Question

Consider the orthonormal set \[ v_1 = \begin{bmatrix} \frac{1}{\sqrt{3}} \\ \frac{1}{\sqrt{3}} \\ \frac{1}{\sqrt{3}} \end{bmatrix}, v_2 = \begin{bmatrix} \frac{1}{\sqrt{6}} \\ \frac{2}{\sqrt{6}} \\ \frac{1}{\sqrt{6}} \end{bmatrix}, v_3 = \begin{bmatrix} \frac{1}{\sqrt{2}} \\ 0 \\ \frac{1}{\sqrt{2}} \end{bmatrix} \] with respect to the standard inner product on \( \mathbb{R}^3 \).
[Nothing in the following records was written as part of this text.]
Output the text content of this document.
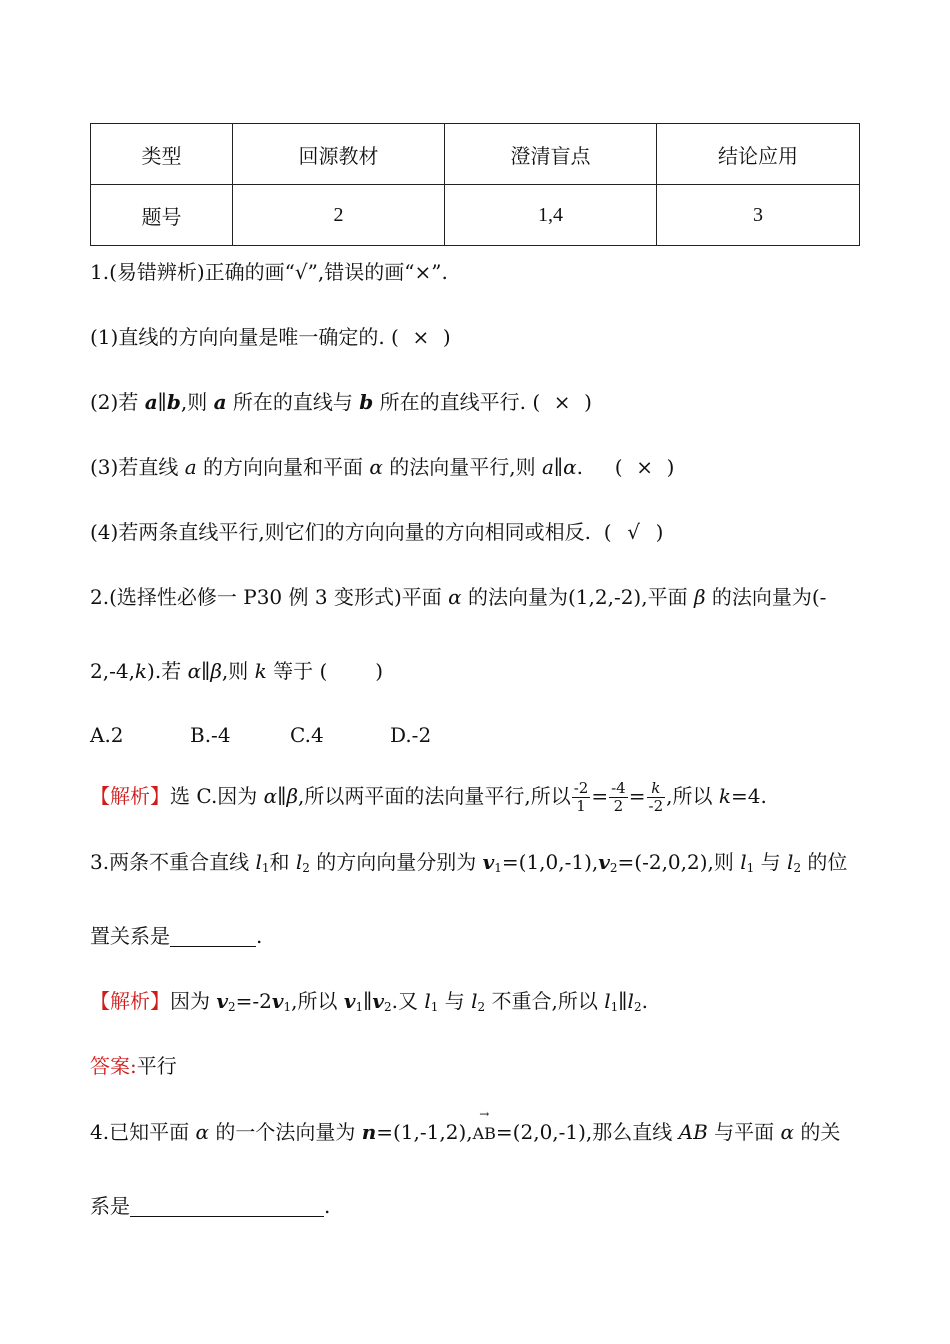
类型	回源教材	澄清盲点	结论应用
题号	2	1,4	3
1.(易错辨析)正确的画“√”,错误的画“×”.
(1)直线的方向向量是唯一确定的. ( × )
(2)若 a∥b,则 a 所在的直线与 b 所在的直线平行. ( × )
(3)若直线 a 的方向向量和平面 α 的法向量平行,则 a∥α.     ( × )
(4)若两条直线平行,则它们的方向向量的方向相同或相反.  ( √ )
2.(选择性必修一 P30 例 3 变形式)平面 α 的法向量为(1,2,-2),平面 β 的法向量为(-
2,-4,k).若 α∥β,则 k 等于 ( )
A.2	B.-4	C.4	D.-2
【解析】选 C.因为 α∥β,所以两平面的法向量平行,所以 $\frac{-2}{1} = \frac{-4}{2} = \frac{k}{-2}$ ,所以 k=4.
3.两条不重合直线 $l_1$和 $l_2$ 的方向向量分别为 $v_1=(1,0,-1),v_2=(-2,0,2)$,则 $l_1$ 与 $l_2$ 的位
置关系是	.
【解析】因为 $v_2=-2v_1$,所以 $v_1\parallel v_2$.又 $l_1$ 与 $l_2$ 不重合,所以 $l_1\parallel l_2$.
答案:平行
4.已知平面 α 的一个法向量为 n=(1,-1,2),
→
AB=(2,0,-1),那么直线 AB 与平面 α 的关
系是	.
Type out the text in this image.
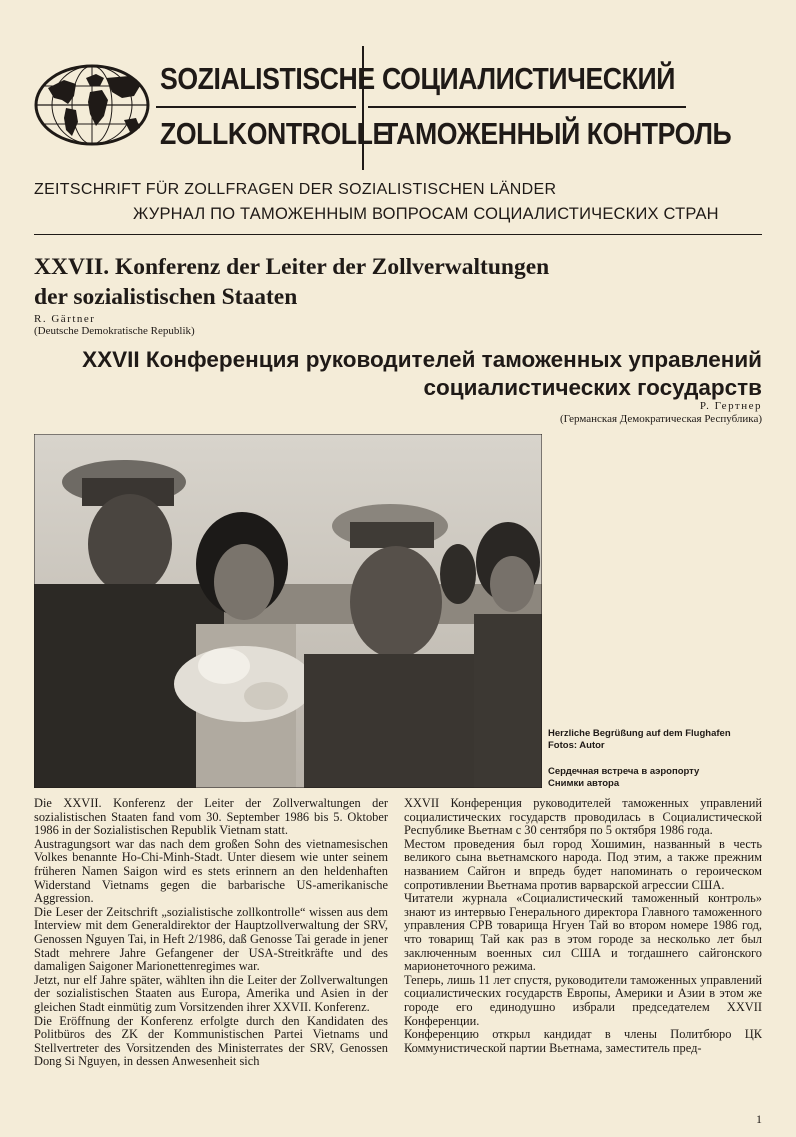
SOZIALISTISCHE
ZOLLKONTROLLE
СОЦИАЛИСТИЧЕСКИЙ
ТАМОЖЕННЫЙ КОНТРОЛЬ
ZEITSCHRIFT FÜR ZOLLFRAGEN DER SOZIALISTISCHEN LÄNDER
ЖУРНАЛ ПО ТАМОЖЕННЫМ ВОПРОСАМ СОЦИАЛИСТИЧЕСКИХ СТРАН
XXVII. Konferenz der Leiter der Zollverwaltungen
der sozialistischen Staaten
R. Gärtner
(Deutsche Demokratische Republik)
XXVII Конференция руководителей таможенных управлений
социалистических государств
Р. Гертнер
(Германская Демократическая Республика)
Herzliche Begrüßung auf dem Flughafen
Fotos: Autor
Сердечная встреча в аэропорту
Снимки автора

Die XXVII. Konferenz der Leiter der Zollverwaltungen der sozialistischen Staaten fand vom 30. September 1986 bis 5. Oktober 1986 in der Sozialistischen Republik Vietnam statt.

Austragungsort war das nach dem großen Sohn des vietnamesischen Volkes benannte Ho-Chi-Minh-Stadt. Unter diesem wie unter seinem früheren Namen Saigon wird es stets erinnern an den heldenhaften Widerstand Vietnams gegen die barbarische US-amerikanische Aggression.

Die Leser der Zeitschrift „sozialistische zollkontrolle“ wissen aus dem Interview mit dem Generaldirektor der Hauptzollverwaltung der SRV, Genossen Nguyen Tai, in Heft 2/1986, daß Genosse Tai gerade in jener Stadt mehrere Jahre Gefangener der USA-Streitkräfte und des damaligen Saigoner Marionettenregimes war.

Jetzt, nur elf Jahre später, wählten ihn die Leiter der Zollverwaltungen der sozialistischen Staaten aus Europa, Amerika und Asien in der gleichen Stadt einmütig zum Vorsitzenden ihrer XXVII. Konferenz.

Die Eröffnung der Konferenz erfolgte durch den Kandidaten des Politbüros des ZK der Kommunistischen Partei Vietnams und Stellvertreter des Vorsitzenden des Ministerrates der SRV, Genossen Dong Si Nguyen, in dessen Anwesenheit sich

XXVII Конференция руководителей таможенных управлений социалистических государств проводилась в Социалистической Республике Вьетнам с 30 сентября по 5 октября 1986 года.

Местом проведения был город Хошимин, названный в честь великого сына вьетнамского народа. Под этим, а также прежним названием Сайгон и впредь будет напоминать о героическом сопротивлении Вьетнама против варварской агрессии США.

Читатели журнала «Социалистический таможенный контроль» знают из интервью Генерального директора Главного таможенного управления СРВ товарища Нгуен Тай во втором номере 1986 год, что товарищ Тай как раз в этом городе за несколько лет был заключенным военных сил США и тогдашнего сайгонского марионеточного режима.

Теперь, лишь 11 лет спустя, руководители таможенных управлений социалистических государств Европы, Америки и Азии в этом же городе его единодушно избрали председателем XXVII Конференции.

Конференцию открыл кандидат в члены Политбюро ЦК Коммунистической партии Вьетнама, заместитель пред-

1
If \( u = \begin{bmatrix} a \\ b \\ c \end{bmatrix} \) is the vector such that inner products of \( u \) with \( v_1, v_2 \) and \( v_3 \) are 1, 2 and 3, respectively, then \( a^2 + b^2 + c^2 \) (in integer) equals ................

Hint:

- The inner product in \( \mathbb{R}^3 \) is computed as the sum of the product of corresponding components.
- The system of equations from the inner product conditions can be solved using standard linear algebra techniques.

Answer 1

We are given that the vector \( u = \begin{bmatrix} a
b
c \end{bmatrix} \) has inner products with \( v_1, v_2 \) and \( v_3 \) as 1, 2, and 3, respectively. The inner product condition translates into the following system of equations: \[ \langle u, v_1 \rangle = a . \frac{1}{\sqrt{3}} + b . \frac{1}{\sqrt{3}} + c . \frac{1}{\sqrt{3}} = 1 \] \[ \langle u, v_2 \rangle = a . \frac{1}{\sqrt{6}} + b . \frac{2}{\sqrt{6}} + c . \frac{1}{\sqrt{6}} = 2 \] \[ \langle u, v_3 \rangle = a . \frac{1}{\sqrt{2}} + b . 0 + c . \frac{1}{\sqrt{2}} = 3 \] Solving this system of linear equations will give us the values of \( a \), \( b \), and \( c \). After solving, we find that: \[ a^2 + b^2 + c^2 = 14 \] Final Answer: The value of \( a^2 + b^2 + c^2 \) is \( \boxed{14} \).